Supported by two goddesses, I slaughtered God. When I think about it, my chest tightens.

"Right. I guess it's a miracle I could have killed God."

I guess if there was even one thing missing, the results would have been different.

The companions who supported me, my unwitting body, Elle's trust, the constraints imposed by Astraela - my wishes.

If you wished I could use magic when I was summoned to this world, if you didn't wish El. What if (if) we were talking about, was the world saved in a different way, or was it doomed?

… so we can immerse ourselves in the story again later?

"So. What does it mean that Solnea is the form of Neifer's wish?

'Keep it up. Alle's hope. It's the form of that wish.'

It also stuffs the breath.

"Hope?"

"Yamada Range and Elmen Hilde. God Killing and God Killing Weapon. Man and God. I don't know which one is appropriate, but you've exceeded our expectations."

When they say that much, it's embarrassing. Somehow I look away and scratch my cheeks.

"Naifer's wish is twofold."

The voice of Zeneria echoes in my head as if to ignore me like that.

"Fight you guys. And enjoy the raw."

As the word is engraved into the soul, behind the chest - maybe there it is.

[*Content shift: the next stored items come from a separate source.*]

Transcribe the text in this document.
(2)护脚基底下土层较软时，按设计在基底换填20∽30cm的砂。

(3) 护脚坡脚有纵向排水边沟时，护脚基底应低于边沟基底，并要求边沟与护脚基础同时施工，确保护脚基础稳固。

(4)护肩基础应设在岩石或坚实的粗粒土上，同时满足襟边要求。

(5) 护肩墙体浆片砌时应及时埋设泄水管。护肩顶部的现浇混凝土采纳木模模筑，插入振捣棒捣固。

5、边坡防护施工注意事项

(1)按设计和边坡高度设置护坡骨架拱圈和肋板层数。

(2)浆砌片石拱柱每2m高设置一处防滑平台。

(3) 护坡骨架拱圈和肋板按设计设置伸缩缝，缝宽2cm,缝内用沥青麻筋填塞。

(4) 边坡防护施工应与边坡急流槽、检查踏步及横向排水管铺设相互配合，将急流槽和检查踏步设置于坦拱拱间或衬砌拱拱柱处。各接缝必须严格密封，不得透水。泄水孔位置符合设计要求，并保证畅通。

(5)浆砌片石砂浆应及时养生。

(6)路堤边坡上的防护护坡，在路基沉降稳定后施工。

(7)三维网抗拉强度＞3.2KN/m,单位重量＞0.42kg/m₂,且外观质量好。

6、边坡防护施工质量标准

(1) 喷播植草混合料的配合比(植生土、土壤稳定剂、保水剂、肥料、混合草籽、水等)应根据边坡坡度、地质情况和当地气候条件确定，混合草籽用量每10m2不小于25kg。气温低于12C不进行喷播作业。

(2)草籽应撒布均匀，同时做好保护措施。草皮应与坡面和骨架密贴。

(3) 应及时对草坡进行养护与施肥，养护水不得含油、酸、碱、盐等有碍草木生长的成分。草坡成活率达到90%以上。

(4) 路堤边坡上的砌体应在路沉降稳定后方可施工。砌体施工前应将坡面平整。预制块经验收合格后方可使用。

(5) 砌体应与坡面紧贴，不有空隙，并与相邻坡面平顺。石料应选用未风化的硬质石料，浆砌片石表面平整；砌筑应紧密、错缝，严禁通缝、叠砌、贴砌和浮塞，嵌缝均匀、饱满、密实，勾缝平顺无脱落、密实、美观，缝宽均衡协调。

It sounded heavy, deep and even bitter.

"I was satisfied with the battle." The next step is to live. "

"... you want to live?

'I want to live. As Astraela enjoys the festivities of men, so that she sinks into my fine sleep......'

"You missed me"

And. Solnea opened her mouth.

"You were jealous"

That's a word I'm not used to hearing.

From the mouth of the demon god (Naifer), words that did not take shape.

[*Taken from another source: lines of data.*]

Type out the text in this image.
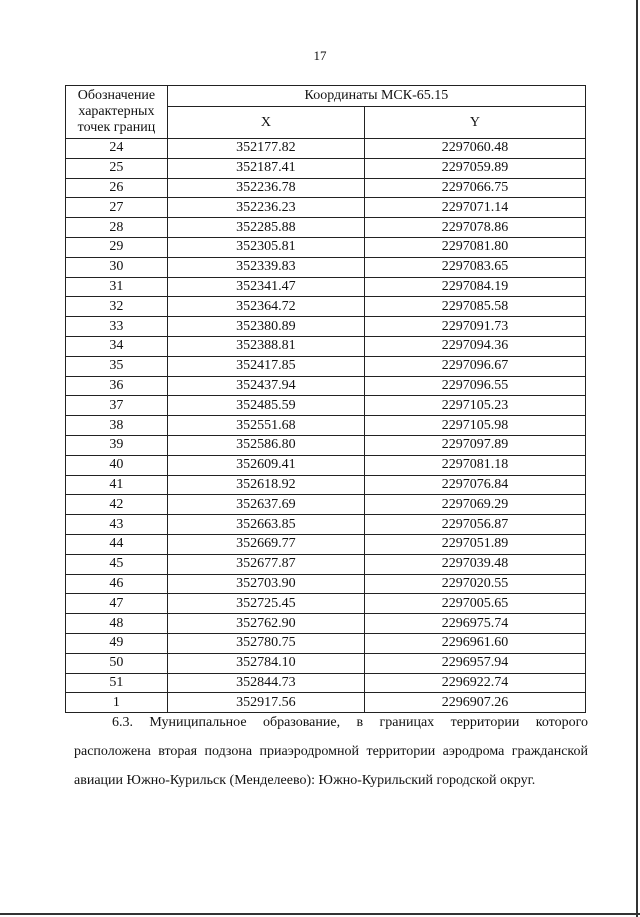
17
Обозначение характерных точек границ	Координаты МСК-65.15	
	X	Y
24	352177.82	2297060.48
25	352187.41	2297059.89
26	352236.78	2297066.75
27	352236.23	2297071.14
28	352285.88	2297078.86
29	352305.81	2297081.80
30	352339.83	2297083.65
31	352341.47	2297084.19
32	352364.72	2297085.58
33	352380.89	2297091.73
34	352388.81	2297094.36
35	352417.85	2297096.67
36	352437.94	2297096.55
37	352485.59	2297105.23
38	352551.68	2297105.98
39	352586.80	2297097.89
40	352609.41	2297081.18
41	352618.92	2297076.84
42	352637.69	2297069.29
43	352663.85	2297056.87
44	352669.77	2297051.89
45	352677.87	2297039.48
46	352703.90	2297020.55
47	352725.45	2297005.65
48	352762.90	2296975.74
49	352780.75	2296961.60
50	352784.10	2296957.94
51	352844.73	2296922.74
1	352917.56	2296907.26

6.3. Муниципальное образование, в границах территории которого расположена вторая подзона приаэродромной территории аэродрома гражданской авиации Южно-Курильск (Менделеево): Южно-Курильский городской округ.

"That's why I wasn't given anything"

'That's right. I have something to gain because it's empty'

Is that something that passes because it is God and a vessel that was not given the power of God?

Watch the medal (Ermenhilde) that remained in your right hand grip.

"Do you understand?

"Shut up."

I'll try to tear it up, but apparently Elmenhilde doesn't even know.

Is that true?

There's nothing - me and you are the same.